Ron Giordan buys whatever he can in digital form, especially video games to play with his son.
“I always thought when I downloaded a video game and you hit the ‘buy now’ button that you owned it,” he said.
Professor Aaron Perzanowski co-authored a report that looked into what consumers thought they were getting when they clicked those “buy” or “buy now” buttons for digital content.
Most such products are not sold to buyers, but merely licensed, Perzanowski said.
“They often think they have the same sorts of rights that they would have with the physical goods,” he said. “So that would include things like resale, or giving an item away or lending it to a friend or even keeping it forever, and oftentimes that’s just not true.”
Restrictions are usually spelled out in the terms and conditions, but it’s not reasonable to expect consumers to read through all the legalities, Perzanowski said.
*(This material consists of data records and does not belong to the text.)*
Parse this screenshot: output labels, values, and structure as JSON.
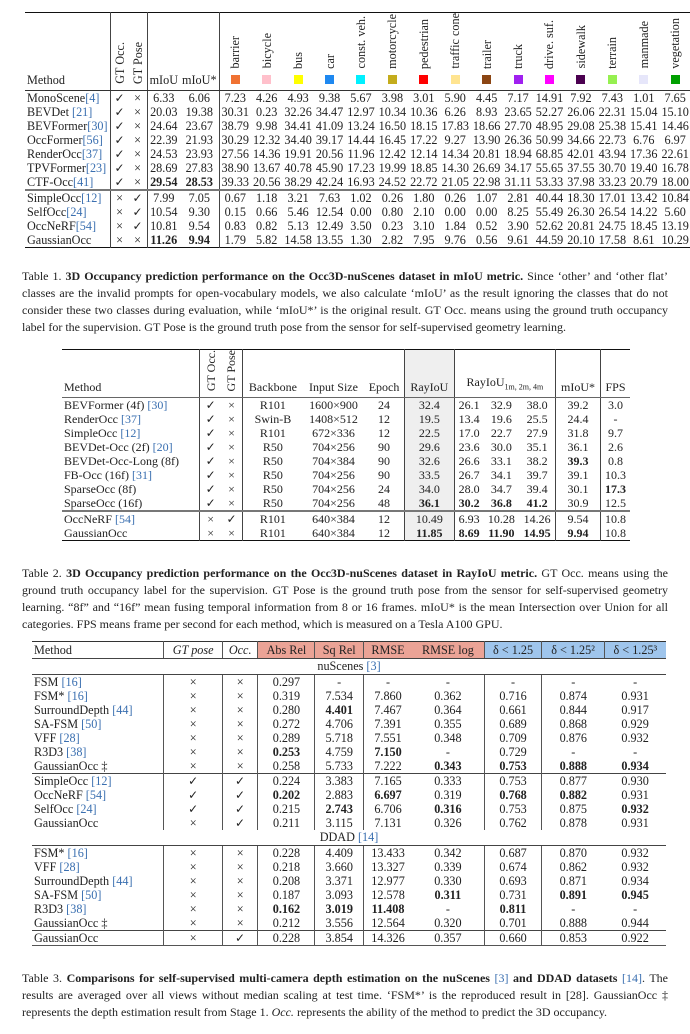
{
  "t1": {
    "headers": {
      "method": "Method",
      "gt_occ": "GT Occ.",
      "gt_pose": "GT Pose",
      "miou": "mIoU",
      "miou_star": "mIoU*"
    },
    "classes": [
      {
        "label": "barrier",
        "color": "#f07232"
      },
      {
        "label": "bicycle",
        "color": "#ffc0cb"
      },
      {
        "label": "bus",
        "color": "#ffff00"
      },
      {
        "label": "car",
        "color": "#1e88f0"
      },
      {
        "label": "const. veh.",
        "color": "#00f0ff"
      },
      {
        "label": "motorcycle",
        "color": "#c4ac1c"
      },
      {
        "label": "pedestrian",
        "color": "#ff0000"
      },
      {
        "label": "traffic cone",
        "color": "#ffe490"
      },
      {
        "label": "trailer",
        "color": "#8b4513"
      },
      {
        "label": "truck",
        "color": "#a020f0"
      },
      {
        "label": "drive. suf.",
        "color": "#ff00ff"
      },
      {
        "label": "sidewalk",
        "color": "#4b0050"
      },
      {
        "label": "terrain",
        "color": "#96f050"
      },
      {
        "label": "manmade",
        "color": "#e6e6fa"
      },
      {
        "label": "vegetation",
        "color": "#00a000"
      }
    ],
    "rows": [
      {
        "name": "MonoScene",
        "ref": "[4]",
        "vals": [
          "✓",
          "×",
          "6.33",
          "6.06",
          "7.23",
          "4.26",
          "4.93",
          "9.38",
          "5.67",
          "3.98",
          "3.01",
          "5.90",
          "4.45",
          "7.17",
          "14.91",
          "7.92",
          "7.43",
          "1.01",
          "7.65"
        ],
        "bold": []
      },
      {
        "name": "BEVDet ",
        "ref": "[21]",
        "vals": [
          "✓",
          "×",
          "20.03",
          "19.38",
          "30.31",
          "0.23",
          "32.26",
          "34.47",
          "12.97",
          "10.34",
          "10.36",
          "6.26",
          "8.93",
          "23.65",
          "52.27",
          "26.06",
          "22.31",
          "15.04",
          "15.10"
        ],
        "bold": []
      },
      {
        "name": "BEVFormer",
        "ref": "[30]",
        "vals": [
          "✓",
          "×",
          "24.64",
          "23.67",
          "38.79",
          "9.98",
          "34.41",
          "41.09",
          "13.24",
          "16.50",
          "18.15",
          "17.83",
          "18.66",
          "27.70",
          "48.95",
          "29.08",
          "25.38",
          "15.41",
          "14.46"
        ],
        "bold": []
      },
      {
        "name": "OccFormer",
        "ref": "[56]",
        "vals": [
          "✓",
          "×",
          "22.39",
          "21.93",
          "30.29",
          "12.32",
          "34.40",
          "39.17",
          "14.44",
          "16.45",
          "17.22",
          "9.27",
          "13.90",
          "26.36",
          "50.99",
          "34.66",
          "22.73",
          "6.76",
          "6.97"
        ],
        "bold": []
      },
      {
        "name": "RenderOcc",
        "ref": "[37]",
        "vals": [
          "✓",
          "×",
          "24.53",
          "23.93",
          "27.56",
          "14.36",
          "19.91",
          "20.56",
          "11.96",
          "12.42",
          "12.14",
          "14.34",
          "20.81",
          "18.94",
          "68.85",
          "42.01",
          "43.94",
          "17.36",
          "22.61"
        ],
        "bold": []
      },
      {
        "name": "TPVFormer",
        "ref": "[23]",
        "vals": [
          "✓",
          "×",
          "28.69",
          "27.83",
          "38.90",
          "13.67",
          "40.78",
          "45.90",
          "17.23",
          "19.99",
          "18.85",
          "14.30",
          "26.69",
          "34.17",
          "55.65",
          "37.55",
          "30.70",
          "19.40",
          "16.78"
        ],
        "bold": []
      },
      {
        "name": "CTF-Occ",
        "ref": "[41]",
        "vals": [
          "✓",
          "×",
          "29.54",
          "28.53",
          "39.33",
          "20.56",
          "38.29",
          "42.24",
          "16.93",
          "24.52",
          "22.72",
          "21.05",
          "22.98",
          "31.11",
          "53.33",
          "37.98",
          "33.23",
          "20.79",
          "18.00"
        ],
        "bold": [
          2,
          3
        ]
      },
      {
        "name": "SimpleOcc",
        "ref": "[12]",
        "vals": [
          "×",
          "✓",
          "7.99",
          "7.05",
          "0.67",
          "1.18",
          "3.21",
          "7.63",
          "1.02",
          "0.26",
          "1.80",
          "0.26",
          "1.07",
          "2.81",
          "40.44",
          "18.30",
          "17.01",
          "13.42",
          "10.84"
        ],
        "bold": [],
        "sep": true
      },
      {
        "name": "SelfOcc",
        "ref": "[24]",
        "vals": [
          "×",
          "✓",
          "10.54",
          "9.30",
          "0.15",
          "0.66",
          "5.46",
          "12.54",
          "0.00",
          "0.80",
          "2.10",
          "0.00",
          "0.00",
          "8.25",
          "55.49",
          "26.30",
          "26.54",
          "14.22",
          "5.60"
        ],
        "bold": []
      },
      {
        "name": "OccNeRF",
        "ref": "[54]",
        "vals": [
          "×",
          "✓",
          "10.81",
          "9.54",
          "0.83",
          "0.82",
          "5.13",
          "12.49",
          "3.50",
          "0.23",
          "3.10",
          "1.84",
          "0.52",
          "3.90",
          "52.62",
          "20.81",
          "24.75",
          "18.45",
          "13.19"
        ],
        "bold": []
      },
      {
        "name": "GaussianOcc",
        "ref": "",
        "vals": [
          "×",
          "×",
          "11.26",
          "9.94",
          "1.79",
          "5.82",
          "14.58",
          "13.55",
          "1.30",
          "2.82",
          "7.95",
          "9.76",
          "0.56",
          "9.61",
          "44.59",
          "20.10",
          "17.58",
          "8.61",
          "10.29"
        ],
        "bold": [
          2,
          3
        ]
      }
    ],
    "caption": {
      "label": "Table 1. ",
      "title": "3D Occupancy prediction performance on the Occ3D-nuScenes dataset in mIoU metric.",
      "text": " Since ‘other’ and ‘other flat’ classes are the invalid prompts for open-vocabulary models, we also calculate ‘mIoU’ as the result ignoring the classes that do not consider these two classes during evaluation, while ‘mIoU*’ is the original result. GT Occ. means using the ground truth occupancy label for the supervision. GT Pose is the ground truth pose from the sensor for self-supervised geometry learning."
    }
  },
  "t2": {
    "headers": [
      "Method",
      "GT Occ.",
      "GT Pose",
      "Backbone",
      "Input Size",
      "Epoch",
      "RayIoU",
      "RayIoU",
      "1m, 2m, 4m",
      "mIoU*",
      "FPS"
    ],
    "rows": [
      {
        "name": "BEVFormer (4f) ",
        "ref": "[30]",
        "vals": [
          "✓",
          "×",
          "R101",
          "1600×900",
          "24",
          "32.4",
          "26.1",
          "32.9",
          "38.0",
          "39.2",
          "3.0"
        ],
        "bold": []
      },
      {
        "name": "RenderOcc ",
        "ref": "[37]",
        "vals": [
          "✓",
          "×",
          "Swin-B",
          "1408×512",
          "12",
          "19.5",
          "13.4",
          "19.6",
          "25.5",
          "24.4",
          "-"
        ],
        "bold": []
      },
      {
        "name": "SimpleOcc ",
        "ref": "[12]",
        "vals": [
          "✓",
          "×",
          "R101",
          "672×336",
          "12",
          "22.5",
          "17.0",
          "22.7",
          "27.9",
          "31.8",
          "9.7"
        ],
        "bold": []
      },
      {
        "name": "BEVDet-Occ (2f) ",
        "ref": "[20]",
        "vals": [
          "✓",
          "×",
          "R50",
          "704×256",
          "90",
          "29.6",
          "23.6",
          "30.0",
          "35.1",
          "36.1",
          "2.6"
        ],
        "bold": []
      },
      {
        "name": "BEVDet-Occ-Long (8f)",
        "ref": "",
        "vals": [
          "✓",
          "×",
          "R50",
          "704×384",
          "90",
          "32.6",
          "26.6",
          "33.1",
          "38.2",
          "39.3",
          "0.8"
        ],
        "bold": [
          9
        ]
      },
      {
        "name": "FB-Occ (16f) ",
        "ref": "[31]",
        "vals": [
          "✓",
          "×",
          "R50",
          "704×256",
          "90",
          "33.5",
          "26.7",
          "34.1",
          "39.7",
          "39.1",
          "10.3"
        ],
        "bold": []
      },
      {
        "name": "SparseOcc (8f)",
        "ref": "",
        "vals": [
          "✓",
          "×",
          "R50",
          "704×256",
          "24",
          "34.0",
          "28.0",
          "34.7",
          "39.4",
          "30.1",
          "17.3"
        ],
        "bold": [
          10
        ]
      },
      {
        "name": "SparseOcc (16f)",
        "ref": "",
        "vals": [
          "✓",
          "×",
          "R50",
          "704×256",
          "48",
          "36.1",
          "30.2",
          "36.8",
          "41.2",
          "30.9",
          "12.5"
        ],
        "bold": [
          5,
          6,
          7,
          8
        ]
      },
      {
        "name": "OccNeRF ",
        "ref": "[54]",
        "vals": [
          "×",
          "✓",
          "R101",
          "640×384",
          "12",
          "10.49",
          "6.93",
          "10.28",
          "14.26",
          "9.54",
          "10.8"
        ],
        "bold": [],
        "sep": true
      },
      {
        "name": "GaussianOcc",
        "ref": "",
        "vals": [
          "×",
          "×",
          "R101",
          "640×384",
          "12",
          "11.85",
          "8.69",
          "11.90",
          "14.95",
          "9.94",
          "10.8"
        ],
        "bold": [
          5,
          6,
          7,
          8,
          9
        ]
      }
    ],
    "caption": {
      "label": "Table 2. ",
      "title": "3D Occupancy prediction performance on the Occ3D-nuScenes dataset in RayIoU metric.",
      "text": " GT Occ. means using the ground truth occupancy label for the supervision. GT Pose is the ground truth pose from the sensor for self-supervised geometry learning. “8f” and “16f” mean fusing temporal information from 8 or 16 frames. mIoU* is the mean Intersection over Union for all categories. FPS means frame per second for each method, which is measured on a Tesla A100 GPU."
    }
  },
  "t3": {
    "headers": [
      "Method",
      "GT pose",
      "Occ.",
      "Abs Rel",
      "Sq Rel",
      "RMSE",
      "RMSE log",
      "δ < 1.25",
      "δ < 1.25²",
      "δ < 1.25³"
    ],
    "sections": [
      {
        "title": "nuScenes ",
        "ref": "[3]",
        "rows": [
          {
            "name": "FSM ",
            "ref": "[16]",
            "vals": [
              "×",
              "×",
              "0.297",
              "-",
              "-",
              "-",
              "-",
              "-",
              "-"
            ],
            "bold": []
          },
          {
            "name": "FSM* ",
            "ref": "[16]",
            "vals": [
              "×",
              "×",
              "0.319",
              "7.534",
              "7.860",
              "0.362",
              "0.716",
              "0.874",
              "0.931"
            ],
            "bold": []
          },
          {
            "name": "SurroundDepth ",
            "ref": "[44]",
            "vals": [
              "×",
              "×",
              "0.280",
              "4.401",
              "7.467",
              "0.364",
              "0.661",
              "0.844",
              "0.917"
            ],
            "bold": [
              3
            ]
          },
          {
            "name": "SA-FSM ",
            "ref": "[50]",
            "vals": [
              "×",
              "×",
              "0.272",
              "4.706",
              "7.391",
              "0.355",
              "0.689",
              "0.868",
              "0.929"
            ],
            "bold": []
          },
          {
            "name": "VFF ",
            "ref": "[28]",
            "vals": [
              "×",
              "×",
              "0.289",
              "5.718",
              "7.551",
              "0.348",
              "0.709",
              "0.876",
              "0.932"
            ],
            "bold": []
          },
          {
            "name": "R3D3 ",
            "ref": "[38]",
            "vals": [
              "×",
              "×",
              "0.253",
              "4.759",
              "7.150",
              "-",
              "0.729",
              "-",
              "-"
            ],
            "bold": [
              2,
              4
            ]
          },
          {
            "name": "GaussianOcc ‡",
            "ref": "",
            "vals": [
              "×",
              "×",
              "0.258",
              "5.733",
              "7.222",
              "0.343",
              "0.753",
              "0.888",
              "0.934"
            ],
            "bold": [
              5,
              6,
              7,
              8
            ]
          },
          {
            "name": "SimpleOcc ",
            "ref": "[12]",
            "vals": [
              "✓",
              "✓",
              "0.224",
              "3.383",
              "7.165",
              "0.333",
              "0.753",
              "0.877",
              "0.930"
            ],
            "bold": [],
            "sep": true
          },
          {
            "name": "OccNeRF ",
            "ref": "[54]",
            "vals": [
              "✓",
              "✓",
              "0.202",
              "2.883",
              "6.697",
              "0.319",
              "0.768",
              "0.882",
              "0.931"
            ],
            "bold": [
              2,
              4,
              6,
              7
            ]
          },
          {
            "name": "SelfOcc ",
            "ref": "[24]",
            "vals": [
              "✓",
              "✓",
              "0.215",
              "2.743",
              "6.706",
              "0.316",
              "0.753",
              "0.875",
              "0.932"
            ],
            "bold": [
              3,
              5,
              8
            ]
          },
          {
            "name": "GaussianOcc",
            "ref": "",
            "vals": [
              "×",
              "✓",
              "0.211",
              "3.115",
              "7.131",
              "0.326",
              "0.762",
              "0.878",
              "0.931"
            ],
            "bold": []
          }
        ]
      },
      {
        "title": "DDAD ",
        "ref": "[14]",
        "rows": [
          {
            "name": "FSM*  ",
            "ref": "[16]",
            "vals": [
              "×",
              "×",
              "0.228",
              "4.409",
              "13.433",
              "0.342",
              "0.687",
              "0.870",
              "0.932"
            ],
            "bold": []
          },
          {
            "name": "VFF ",
            "ref": "[28]",
            "vals": [
              "×",
              "×",
              "0.218",
              "3.660",
              "13.327",
              "0.339",
              "0.674",
              "0.862",
              "0.932"
            ],
            "bold": []
          },
          {
            "name": "SurroundDepth ",
            "ref": "[44]",
            "vals": [
              "×",
              "×",
              "0.208",
              "3.371",
              "12.977",
              "0.330",
              "0.693",
              "0.871",
              "0.934"
            ],
            "bold": []
          },
          {
            "name": "SA-FSM ",
            "ref": "[50]",
            "vals": [
              "×",
              "×",
              "0.187",
              "3.093",
              "12.578",
              "0.311",
              "0.731",
              "0.891",
              "0.945"
            ],
            "bold": [
              5,
              7,
              8
            ]
          },
          {
            "name": "R3D3 ",
            "ref": "[38]",
            "vals": [
              "×",
              "×",
              "0.162",
              "3.019",
              "11.408",
              "-",
              "0.811",
              "-",
              "-"
            ],
            "bold": [
              2,
              3,
              4,
              6
            ]
          },
          {
            "name": "GaussianOcc ‡",
            "ref": "",
            "vals": [
              "×",
              "×",
              "0.212",
              "3.556",
              "12.564",
              "0.320",
              "0.701",
              "0.888",
              "0.944"
            ],
            "bold": []
          },
          {
            "name": "GaussianOcc",
            "ref": "",
            "vals": [
              "×",
              "✓",
              "0.228",
              "3.854",
              "14.326",
              "0.357",
              "0.660",
              "0.853",
              "0.922"
            ],
            "bold": [],
            "sep": true
          }
        ]
      }
    ],
    "caption": {
      "label": "Table 3. ",
      "title": "Comparisons for self-supervised multi-camera depth estimation on the nuScenes ",
      "ref1": "[3]",
      "mid": " and DDAD datasets ",
      "ref2": "[14]",
      "text": ". The results are averaged over all views without median scaling at test time. ‘FSM*’ is the reproduced result in [28]. GaussianOcc ‡ represents the depth estimation result from Stage 1. ",
      "em": "Occ.",
      "text2": " represents the ability of the method to predict the 3D occupancy."
    }
  }
}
And that’s not his only concern.
“I think the biggest issue for consumers is the disconnect between the marketing language that they encounter in the real world, phrases like ‘Buy Now’ or ‘Own,’ and the reality of what consumers are getting for their money,” he said.
The topic has become such an issue of concern that the government has taken notice.
The Commerce Department Internet Task Force is considering “a list of alternatives to the buy button” that would avoid suggestion of ownership.
Not only does the word “buy” need to disappear, Perzanowski said, but the terms of the transaction should be front and center when consumers click.
“The other option, of course, is to actually sell consumers the product they think they’re getting,” he said.